Kendati demikian, Dewas KPK tidak mempermasalahkannya. "Karena masih transisional dari UU lama ke UU baru, Dewas dapat memahami langkah Pimpinan KPK," ujar Anggota Dewas KPK, Syamsuddin Haris, Rabu (8/1/2020).
Syamsuddin mengatakan, kemungkinan penyelidikan untuk 2 OTT terakhir ini terjadi pada kepemimpinan KPK era Agus Rahardjo cs. Dewas KPK sendiri bersandar pada UU KPK baru yaitu UU Nomor 19 Tahun 2019 yang menyebutkan bila Dewas KPK memberikan izin penyadapan, penggeledahan, dan penyitaan.

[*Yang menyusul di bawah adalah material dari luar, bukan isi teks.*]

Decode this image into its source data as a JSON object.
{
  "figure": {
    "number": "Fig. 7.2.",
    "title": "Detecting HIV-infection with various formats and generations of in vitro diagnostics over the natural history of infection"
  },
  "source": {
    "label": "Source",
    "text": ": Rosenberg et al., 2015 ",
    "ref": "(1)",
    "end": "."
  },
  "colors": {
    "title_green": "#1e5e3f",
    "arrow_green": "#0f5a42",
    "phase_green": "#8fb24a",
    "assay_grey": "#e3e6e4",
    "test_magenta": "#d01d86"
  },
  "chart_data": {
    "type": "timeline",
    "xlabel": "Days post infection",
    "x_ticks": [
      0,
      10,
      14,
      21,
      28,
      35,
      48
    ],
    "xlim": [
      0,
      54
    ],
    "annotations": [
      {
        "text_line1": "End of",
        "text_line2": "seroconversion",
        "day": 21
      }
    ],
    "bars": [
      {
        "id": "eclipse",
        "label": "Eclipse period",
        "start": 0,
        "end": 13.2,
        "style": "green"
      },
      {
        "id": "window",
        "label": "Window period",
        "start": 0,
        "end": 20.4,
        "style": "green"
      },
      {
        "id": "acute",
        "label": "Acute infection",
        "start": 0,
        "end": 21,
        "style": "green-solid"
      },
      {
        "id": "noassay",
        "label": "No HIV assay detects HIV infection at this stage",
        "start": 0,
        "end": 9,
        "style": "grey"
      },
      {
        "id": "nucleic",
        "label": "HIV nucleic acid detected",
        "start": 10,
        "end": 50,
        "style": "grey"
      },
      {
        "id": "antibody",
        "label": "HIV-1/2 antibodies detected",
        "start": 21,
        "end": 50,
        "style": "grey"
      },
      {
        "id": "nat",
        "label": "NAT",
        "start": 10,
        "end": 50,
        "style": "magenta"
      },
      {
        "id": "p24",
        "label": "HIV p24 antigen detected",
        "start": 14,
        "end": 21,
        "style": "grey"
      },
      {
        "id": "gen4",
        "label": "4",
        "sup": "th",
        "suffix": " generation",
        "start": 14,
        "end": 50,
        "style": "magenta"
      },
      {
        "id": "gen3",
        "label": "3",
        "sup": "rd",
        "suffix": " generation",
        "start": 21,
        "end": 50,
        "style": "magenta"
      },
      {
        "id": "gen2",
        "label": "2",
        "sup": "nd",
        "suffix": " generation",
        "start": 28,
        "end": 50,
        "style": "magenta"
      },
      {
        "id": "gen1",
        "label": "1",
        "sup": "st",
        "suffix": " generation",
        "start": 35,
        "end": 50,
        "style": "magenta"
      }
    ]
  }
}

"Terkait OTT KPK di Sidoarjo maupun Komisioner KPU tidak ada permintaan izin penyadapan kepada Dewas. KPK masih menggunakan prosedur UU yang lama. Sangat mungkin penyelidikan dan penyadapan sudah berlangsung sejak kepemimpinan KPK jilid 4 (Pak Agus cs). Dewas sendiri belum memiliki organ karena Perpres tentang organ Dewas baru turun," ucap Syamsuddin.
Sebelumnya, OTT pertama dilakukan KPK pada Selasa (7/1) malam terhadap Bupati Sidoarjo Saiful Ilah. Dia diduga terlibat transaksi suap terkait pengadaan barang dan jasa di daerahnya. Lantas OTT kedua berlangsung pada Rabu (8/1) hari ini. Komisioner KPU Wahyu Setiawan juga terlibat transaksi suap.
Dewas KPK memang sebenarnya sedang dalam induksi atau masa pengenalan tentang tugas-tugasnya, termasuk seluk-beluk KPK sejak Senin (6/1) dan berakhir pada Rabu (8/1).
Padahal peran Dewas KPK cukup penting dalam penindakan KPK terkait OTT bila menilik Undang-Undang Nomor 19 Tahun 2019 yang merupakan revisi dari UU KPK lama, yaitu UU Nomor 30 Tahun 2002. Dalam UU baru itu terdapat peran Dewas KPK berkaitan dengan pemberian izin penyadapan.